When the high school basketball season opens tonight, Washington area fans will be seeing the three-point field goal -- a shot purists call an abomination and others say is one of the best things to happen to the game.

Last season, nine states experimented with the 19-foot 9-inch shot and the National Federation of State High School Athletic Associations rules committee, pleased with the results, voted to expand the shot nationwide for both boys and girls. The distance is the same as in college games.

Coaches and area fans got a brief look at the high school version in last year's Capital Classic all-star game. Players did not distinguish themselves with their ability to hit from that distance, making only three of 32 attempts.

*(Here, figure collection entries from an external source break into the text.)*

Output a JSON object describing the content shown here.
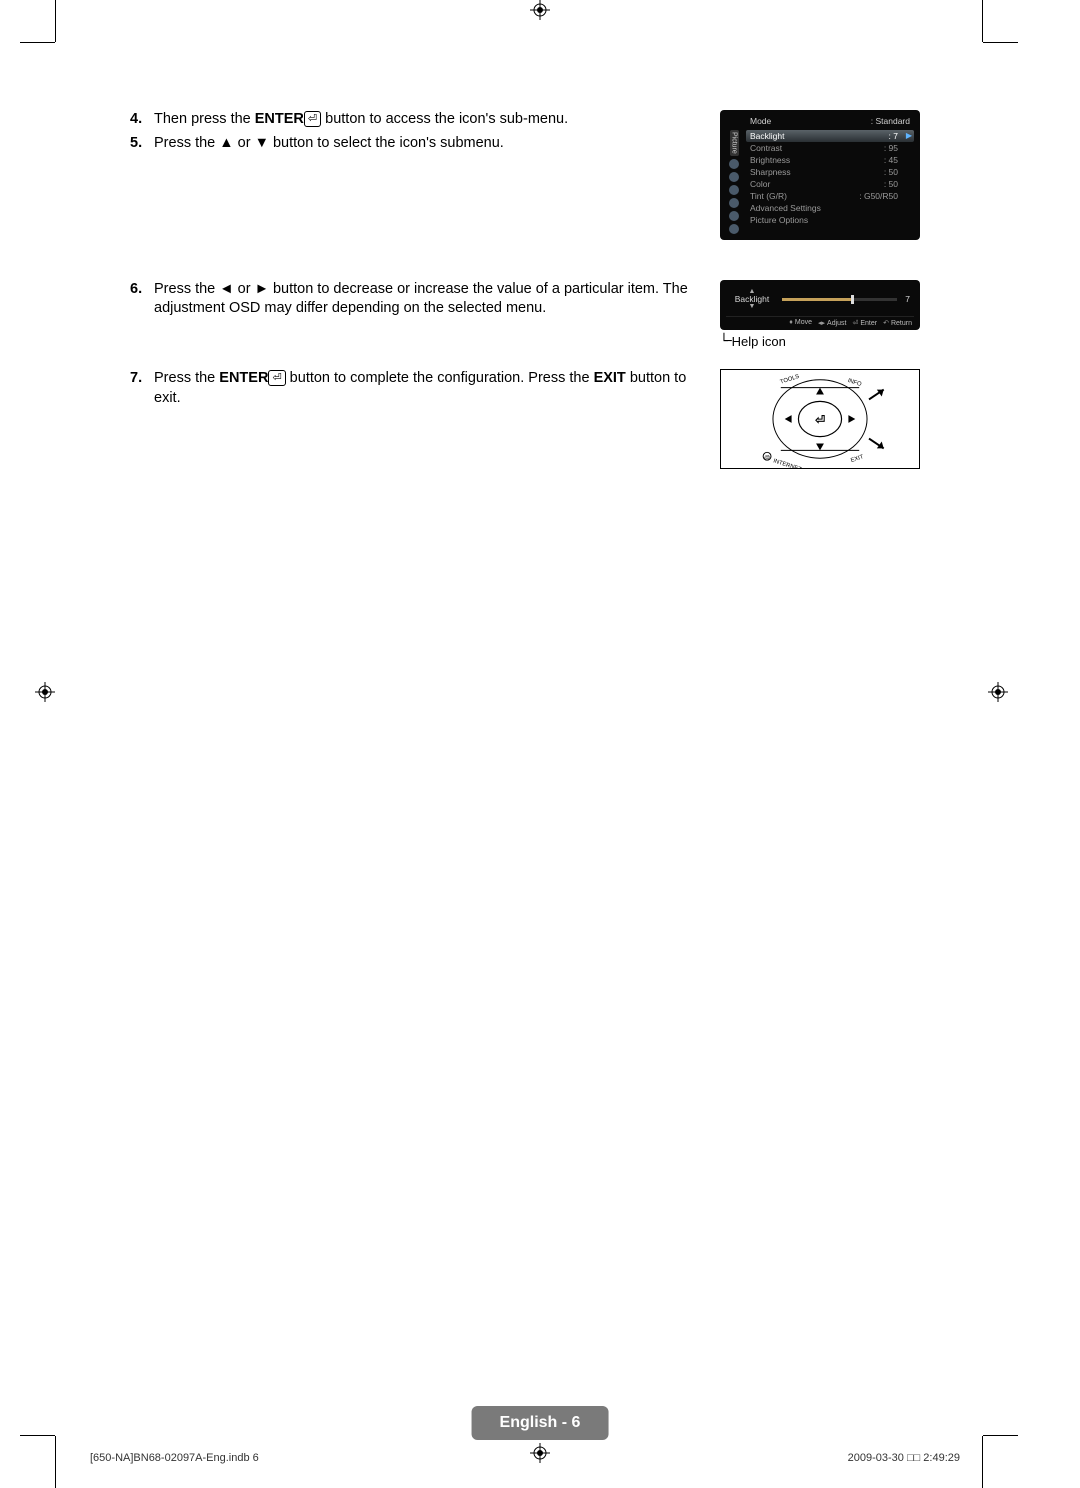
{
  "steps": {
    "s4": {
      "num": "4.",
      "pre": "Then press the ",
      "bold1": "ENTER",
      "post": " button to access the icon's sub-menu."
    },
    "s5": {
      "num": "5.",
      "text": "Press the ▲ or ▼ button to select the icon's submenu."
    },
    "s6": {
      "num": "6.",
      "text": "Press the ◄ or ► button to decrease or increase the value of a particular item. The adjustment OSD may differ depending on the selected menu."
    },
    "s7": {
      "num": "7.",
      "pre": "Press the ",
      "bold1": "ENTER",
      "mid": " button to complete the configuration. Press the ",
      "bold2": "EXIT",
      "post": " button to exit."
    }
  },
  "osd_menu": {
    "tab": "Picture",
    "header_label": "Mode",
    "header_value": ": Standard",
    "items": [
      {
        "label": "Backlight",
        "value": ": 7",
        "selected": true
      },
      {
        "label": "Contrast",
        "value": ": 95"
      },
      {
        "label": "Brightness",
        "value": ": 45"
      },
      {
        "label": "Sharpness",
        "value": ": 50"
      },
      {
        "label": "Color",
        "value": ": 50"
      },
      {
        "label": "Tint (G/R)",
        "value": ": G50/R50"
      },
      {
        "label": "Advanced Settings",
        "value": ""
      },
      {
        "label": "Picture Options",
        "value": ""
      }
    ]
  },
  "osd_slider": {
    "label": "Backlight",
    "value": "7",
    "fill_percent": 60,
    "track_color": "#c5a15a",
    "help": [
      {
        "sym": "♦",
        "text": "Move"
      },
      {
        "sym": "◂▸",
        "text": "Adjust"
      },
      {
        "sym": "⏎",
        "text": "Enter"
      },
      {
        "sym": "↶",
        "text": "Return"
      }
    ]
  },
  "help_icon_label": "Help icon",
  "page_badge": "English - 6",
  "footer": {
    "left": "[650-NA]BN68-02097A-Eng.indb   6",
    "right": "2009-03-30   □□ 2:49:29"
  },
  "colors": {
    "osd_bg": "#0a0a0a",
    "osd_text": "#d8d8d8",
    "osd_dim": "#9a9a9a",
    "osd_accent": "#5fb4ff",
    "badge_bg": "#7a7a7a"
  }
}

"Those guys didn't make too many that night," said Parkdale senior Henry Hall, one of the area's top returning scorers who averaged at least 27 points the past three seasons. "I think the shot is fine but you have to have people who can make them. Some teams will have players who will come down and just throw them up there and the games will be wild. I shouldn't have any problem because I shoot farther out than that line."

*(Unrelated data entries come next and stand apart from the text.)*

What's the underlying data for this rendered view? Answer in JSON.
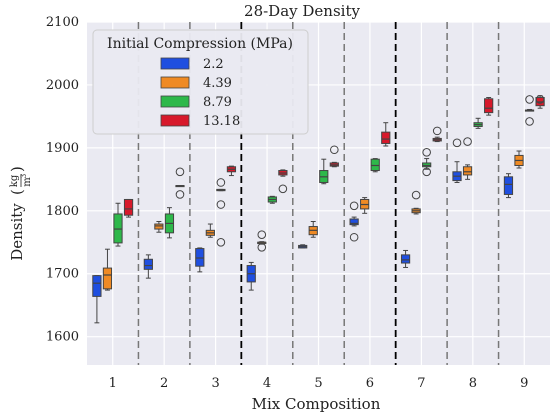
{
  "chart_data": {
    "type": "box",
    "title": "28-Day Density",
    "xlabel": "Mix Composition",
    "ylabel": "Density",
    "ylabel_unit_num": "kg",
    "ylabel_unit_den": "m",
    "ylabel_unit_exp": "3",
    "ylim": [
      1555,
      2100
    ],
    "yticks": [
      1600,
      1700,
      1800,
      1900,
      2000,
      2100
    ],
    "categories": [
      "1",
      "2",
      "3",
      "4",
      "5",
      "6",
      "7",
      "8",
      "9"
    ],
    "legend": {
      "title": "Initial Compression (MPa)",
      "placement": "upper-left",
      "entries": [
        "2.2",
        "4.39",
        "8.79",
        "13.18"
      ]
    },
    "series": [
      {
        "name": "2.2",
        "color": "#1f4fe0",
        "boxes": [
          {
            "whislo": 1622,
            "q1": 1664,
            "med": 1685,
            "q3": 1697,
            "whishi": 1697,
            "fliers": []
          },
          {
            "whislo": 1693,
            "q1": 1707,
            "med": 1713,
            "q3": 1723,
            "whishi": 1730,
            "fliers": []
          },
          {
            "whislo": 1703,
            "q1": 1712,
            "med": 1725,
            "q3": 1740,
            "whishi": 1741,
            "fliers": []
          },
          {
            "whislo": 1674,
            "q1": 1687,
            "med": 1700,
            "q3": 1713,
            "whishi": 1718,
            "fliers": []
          },
          {
            "whislo": 1741,
            "q1": 1741,
            "med": 1743,
            "q3": 1745,
            "whishi": 1746,
            "fliers": []
          },
          {
            "whislo": 1776,
            "q1": 1778,
            "med": 1780,
            "q3": 1787,
            "whishi": 1790,
            "fliers": [
              1758,
              1808
            ]
          },
          {
            "whislo": 1710,
            "q1": 1717,
            "med": 1722,
            "q3": 1730,
            "whishi": 1737,
            "fliers": []
          },
          {
            "whislo": 1845,
            "q1": 1848,
            "med": 1855,
            "q3": 1862,
            "whishi": 1878,
            "fliers": [
              1908
            ]
          },
          {
            "whislo": 1821,
            "q1": 1826,
            "med": 1842,
            "q3": 1854,
            "whishi": 1859,
            "fliers": []
          }
        ]
      },
      {
        "name": "4.39",
        "color": "#ef8a24",
        "boxes": [
          {
            "whislo": 1674,
            "q1": 1676,
            "med": 1698,
            "q3": 1709,
            "whishi": 1739,
            "fliers": []
          },
          {
            "whislo": 1766,
            "q1": 1771,
            "med": 1776,
            "q3": 1779,
            "whishi": 1783,
            "fliers": []
          },
          {
            "whislo": 1758,
            "q1": 1761,
            "med": 1765,
            "q3": 1769,
            "whishi": 1779,
            "fliers": []
          },
          {
            "whislo": 1747,
            "q1": 1748,
            "med": 1750,
            "q3": 1750,
            "whishi": 1751,
            "fliers": [
              1742,
              1762
            ]
          },
          {
            "whislo": 1758,
            "q1": 1762,
            "med": 1769,
            "q3": 1775,
            "whishi": 1783,
            "fliers": []
          },
          {
            "whislo": 1796,
            "q1": 1803,
            "med": 1810,
            "q3": 1818,
            "whishi": 1821,
            "fliers": []
          },
          {
            "whislo": 1795,
            "q1": 1797,
            "med": 1800,
            "q3": 1803,
            "whishi": 1804,
            "fliers": [
              1825
            ]
          },
          {
            "whislo": 1850,
            "q1": 1857,
            "med": 1862,
            "q3": 1870,
            "whishi": 1873,
            "fliers": [
              1910
            ]
          },
          {
            "whislo": 1868,
            "q1": 1872,
            "med": 1880,
            "q3": 1888,
            "whishi": 1895,
            "fliers": []
          }
        ]
      },
      {
        "name": "8.79",
        "color": "#2eb84a",
        "boxes": [
          {
            "whislo": 1744,
            "q1": 1749,
            "med": 1771,
            "q3": 1795,
            "whishi": 1812,
            "fliers": []
          },
          {
            "whislo": 1757,
            "q1": 1765,
            "med": 1780,
            "q3": 1795,
            "whishi": 1805,
            "fliers": []
          },
          {
            "whislo": 1832,
            "q1": 1832,
            "med": 1833,
            "q3": 1834,
            "whishi": 1834,
            "fliers": [
              1810,
              1845,
              1750
            ]
          },
          {
            "whislo": 1812,
            "q1": 1814,
            "med": 1818,
            "q3": 1822,
            "whishi": 1823,
            "fliers": []
          },
          {
            "whislo": 1843,
            "q1": 1845,
            "med": 1854,
            "q3": 1864,
            "whishi": 1882,
            "fliers": []
          },
          {
            "whislo": 1862,
            "q1": 1864,
            "med": 1872,
            "q3": 1882,
            "whishi": 1883,
            "fliers": []
          },
          {
            "whislo": 1866,
            "q1": 1870,
            "med": 1872,
            "q3": 1876,
            "whishi": 1883,
            "fliers": [
              1862,
              1893
            ]
          },
          {
            "whislo": 1931,
            "q1": 1934,
            "med": 1937,
            "q3": 1940,
            "whishi": 1947,
            "fliers": []
          },
          {
            "whislo": 1959,
            "q1": 1959,
            "med": 1960,
            "q3": 1960,
            "whishi": 1961,
            "fliers": [
              1942,
              1977
            ]
          }
        ]
      },
      {
        "name": "13.18",
        "color": "#d7192b",
        "boxes": [
          {
            "whislo": 1790,
            "q1": 1793,
            "med": 1803,
            "q3": 1818,
            "whishi": 1818,
            "fliers": []
          },
          {
            "whislo": 1840,
            "q1": 1840,
            "med": 1840,
            "q3": 1840,
            "whishi": 1840,
            "fliers": [
              1826,
              1862
            ]
          },
          {
            "whislo": 1856,
            "q1": 1862,
            "med": 1866,
            "q3": 1870,
            "whishi": 1871,
            "fliers": []
          },
          {
            "whislo": 1855,
            "q1": 1857,
            "med": 1860,
            "q3": 1864,
            "whishi": 1865,
            "fliers": [
              1835
            ]
          },
          {
            "whislo": 1870,
            "q1": 1871,
            "med": 1873,
            "q3": 1876,
            "whishi": 1877,
            "fliers": [
              1897
            ]
          },
          {
            "whislo": 1903,
            "q1": 1907,
            "med": 1914,
            "q3": 1925,
            "whishi": 1940,
            "fliers": []
          },
          {
            "whislo": 1910,
            "q1": 1911,
            "med": 1913,
            "q3": 1915,
            "whishi": 1917,
            "fliers": [
              1927
            ]
          },
          {
            "whislo": 1952,
            "q1": 1956,
            "med": 1963,
            "q3": 1978,
            "whishi": 1980,
            "fliers": []
          },
          {
            "whislo": 1963,
            "q1": 1967,
            "med": 1973,
            "q3": 1980,
            "whishi": 1983,
            "fliers": [
              1977
            ]
          }
        ]
      }
    ],
    "separators": [
      {
        "after": "1",
        "style": "dashed-gray"
      },
      {
        "after": "2",
        "style": "dashed-gray"
      },
      {
        "after": "3",
        "style": "dashed-black"
      },
      {
        "after": "4",
        "style": "dashed-gray"
      },
      {
        "after": "5",
        "style": "dashed-gray"
      },
      {
        "after": "6",
        "style": "dashed-black"
      },
      {
        "after": "7",
        "style": "dashed-gray"
      },
      {
        "after": "8",
        "style": "dashed-gray"
      }
    ],
    "grid": true,
    "background": "#eaeaf2"
  }
}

While coaches argue the merits of the shot, they realize they must make preparations for it both offensively and defensively. Most coaches agreed the shot will benefit the coach who uses it correctly, enhance the game for spectators, open up the inside for big players and keep smaller teams in games.

Other coaches say the three-point shot takes away from teaching the primary skills such as screens, picks and inside play, and encourages undisciplined players to take more difficult shots.

"Whether you like it or not, it's here to stay," said W.T. Woodson Coach Red Jenkins, who is in his 26th year and can earn his 400th coaching win this month. "I'm a basketball purist and I don't like folks dickering with Dr. Naismith's rules about the game. It makes you work harder as a coach because you have to put in an offense to get a guy open for the three-pointer, if you have someone who can make it, and you have to defense the teams that shoot them.

"I may use it at the end of the period or if we're eight points down. On the other hand, you work hard to build a lead and it gets wiped out in two minutes."

Crossland Coach Earl Hawkins agreed with Jenkins and said he prefers not to use the shot as an integral part of his offense, but as a last-minute maneuver.

"It just means the kids who take bad 17-foot shots now will take bad 20-foot shots," Hawkins said. "The smaller teams will use the shot a lot and it will hurt teams trying to protect leads down the stretch. I know had the shot been in effect last year, Henry Hall would have scored 65 {instead of 45} against us."

The 6-foot-1 Hall, who said he averaged at least 20-22 shots per game from that distance last year, plans to do so again this season.

"I didn't make many layups last year," Hall said. "I've worked on improving my overall game but I still will be shooting those shots because I can make them."

Some coaches feel the same way.

"If you have the shooters, you have to love it," said St. John's longtime Coach Joe Gallagher. "It is exciting for the game and I have it in my offense."

Robert E. Lee Coach Charlie Thompson says he has three players, including 6-2 Jeff Jividen, who will spend the early part of the season shooting mainly from the three-point range.

"It will be green light city for Jividen, 6-3 Bill Courtney and 5-10 David Zadareky," Thompson said. "We'll shoot a lot of them to see how effective we can be. Plus we have a 6-8 guy inside, Derrick Solomon, and it should help him. This is the greatest thing that's happened to high school basketball in a while. It puts the little man or the gym rat back in the game."

Coolidge Coach Len Farello, who will replace the late Frank Williams, said defending the shot is most important.

"You can't sag back in the middle too far because you have to run out a long way to stop people from shooting them," Farello said. "You can't sit back in a zone anymore. Now, if a team shoots very well from the outside and they have a good big man inside, you are in trouble."

Hawkins doesn't see any need for panic. "Even with that shot in college last year, the big teams that played sound defense were there at the end, with the exception of Providence," he said. "In high schools, I still say the big team that plays good defense will be there {in the playoffs} again."